How to refresh or retry a specific web page using httr GET command?


I need to access the same web page with different "keys" to get specific content it provides.

I have a list of keys x and I use the GET command from httr package to access the web page and then retrieve the information I need y.

library(httr)
library(stringr)
library(XML)

for (i in 1:20){
    h1 = GET ( paste0("http:....categories=&query=", x[i]),timeout(10))
    par = htmlParse(file = h1)

    y[i]=xpathSApply(doc = par, path = "//h3/a" , fun=xmlValue)

}

The problem is that timeout is often reached, and it disrupts the loop.

So I would like to refresh the web page or retry the GET command if timeout is reached, because I suspect the problem is with the internet connection of the website I am trying to access.

The way my code works, timeout breaks the loop. I need to either ignore the error and go to next iteration or retry to access the website.


Solution

  • Look at purrr::safely(). You can wrap GET as such:

    safe_GET <- purrr::safely(GET)
    

    This removes the ugliness of tryCatch() by letting you do:

    resp <- safe_GET("http://example.com") # you can use all legal `GET` params
    

    And you can test resp$result for NULL. Put that into your retry loop and you're good to go.
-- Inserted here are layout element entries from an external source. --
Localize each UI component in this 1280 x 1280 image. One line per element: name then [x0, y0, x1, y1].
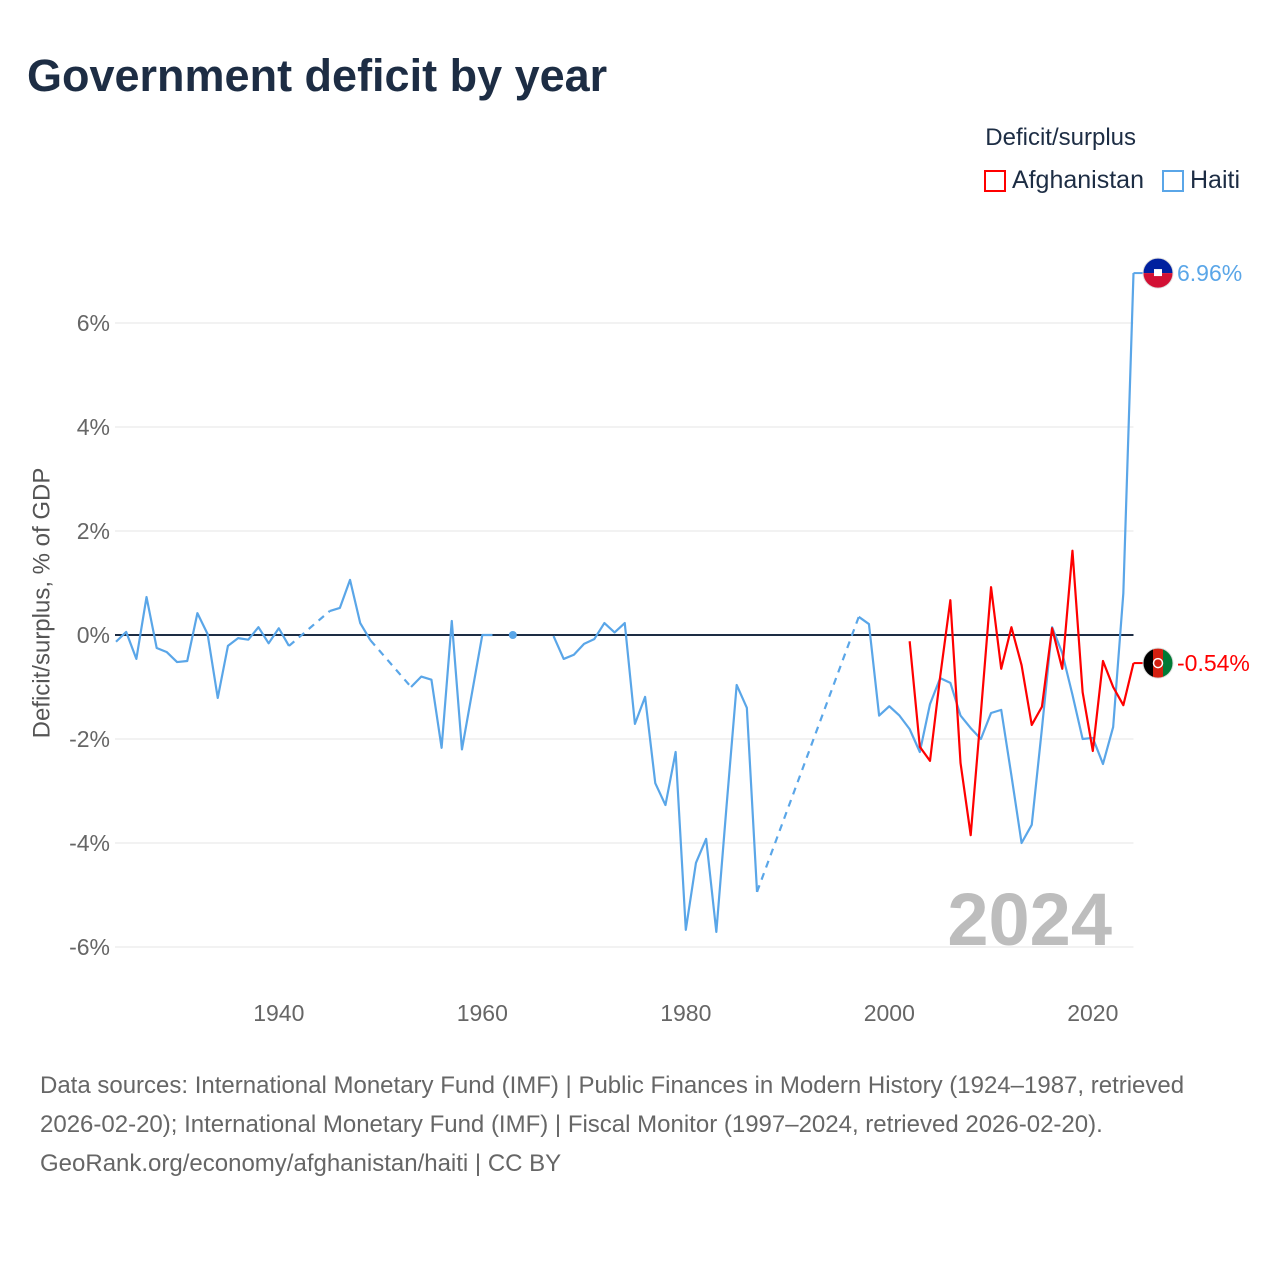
end-markers: 6.96% -0.54% — [1142, 257, 1250, 679]
flag-emblem — [1152, 657, 1164, 669]
current-year-label: 2024 — [947, 878, 1112, 961]
x-axis-ticks: 1940 1960 1980 2000 2020 — [253, 1000, 1118, 1026]
legend-title: Deficit/surplus — [985, 124, 1136, 151]
series-line-haiti — [115, 595, 290, 700]
y-axis-ticks: 6% 4% 2% 0% -2% -4% -6% — [69, 310, 110, 960]
flag-stripe — [1153, 648, 1163, 679]
data-point-haiti — [508, 631, 517, 639]
flag-afghanistan-icon — [1142, 647, 1174, 679]
chart-title: Government deficit by year — [27, 50, 608, 101]
flag-haiti-icon — [1142, 257, 1174, 289]
series-line-haiti — [329, 578, 372, 641]
flag-emblem — [1154, 269, 1162, 277]
y-tick-label: 6% — [77, 310, 110, 336]
series-gap-haiti — [369, 639, 412, 688]
x-tick-label: 1980 — [660, 1000, 711, 1026]
x-tick-label: 1960 — [457, 1000, 508, 1026]
end-value-label-haiti: 6.96% — [1177, 260, 1242, 286]
flag-stripe — [1143, 258, 1173, 274]
legend-item-haiti[interactable]: Haiti — [1161, 166, 1240, 195]
footer: Data sources: International Monetary Fun… — [40, 1066, 1240, 1183]
flag-border — [1142, 647, 1174, 679]
y-axis-label: Deficit/surplus, % of GDP — [29, 468, 56, 739]
legend: Afghanistan Haiti — [983, 166, 1240, 195]
series-line-haiti — [552, 621, 759, 934]
legend-item-afghanistan[interactable]: Afghanistan — [983, 166, 1144, 195]
credit-link[interactable]: GeoRank.org/economy/afghanistan/haiti | … — [40, 1150, 562, 1177]
series-lines — [115, 272, 1144, 934]
x-tick-label: 2000 — [864, 1000, 915, 1026]
gridlines — [115, 322, 1134, 948]
y-tick-label: -6% — [69, 934, 110, 960]
y-tick-label: -2% — [69, 726, 110, 752]
flag-border — [1142, 257, 1174, 289]
series-line-afghanistan — [908, 549, 1135, 837]
series-line-haiti — [858, 273, 1135, 845]
legend-swatch-haiti — [1161, 169, 1184, 192]
series-gap-haiti — [755, 616, 860, 893]
x-tick-label: 2020 — [1067, 1000, 1118, 1026]
y-tick-label: -4% — [69, 830, 110, 856]
flag-stripe — [1163, 648, 1173, 679]
legend-label-afghanistan: Afghanistan — [1011, 166, 1144, 194]
legend-label-haiti: Haiti — [1189, 166, 1240, 194]
line-chart: 6% 4% 2% 0% -2% -4% -6% 1940 1960 1980 2000 2020 2… — [29, 257, 1250, 1026]
x-tick-label: 1940 — [253, 1000, 304, 1026]
flag-stripe — [1143, 648, 1153, 679]
flag-stripe — [1143, 273, 1173, 289]
y-tick-label: 0% — [77, 622, 110, 648]
y-tick-label: 4% — [77, 414, 110, 440]
y-tick-label: 2% — [77, 518, 110, 544]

    You can see this in action by doing:

    str(safe_GET("https://httpbin.org/delay/3", timeout(1)))
    

    which will ask the httpbin service to wait 3s before responding but set an explicit timeout on the GET request to 1s. I wrapped it in str() to show the result:

    List of 2
     $ result: NULL
     $ error :List of 2
      ..$ message: chr "Timeout was reached"
      ..$ call   : language curl::curl_fetch_memory(url, handle = handle)
      ..- attr(*, "class")= chr [1:3] "simpleError" "error" "condition"
    

    So, you can even check the message if you need to.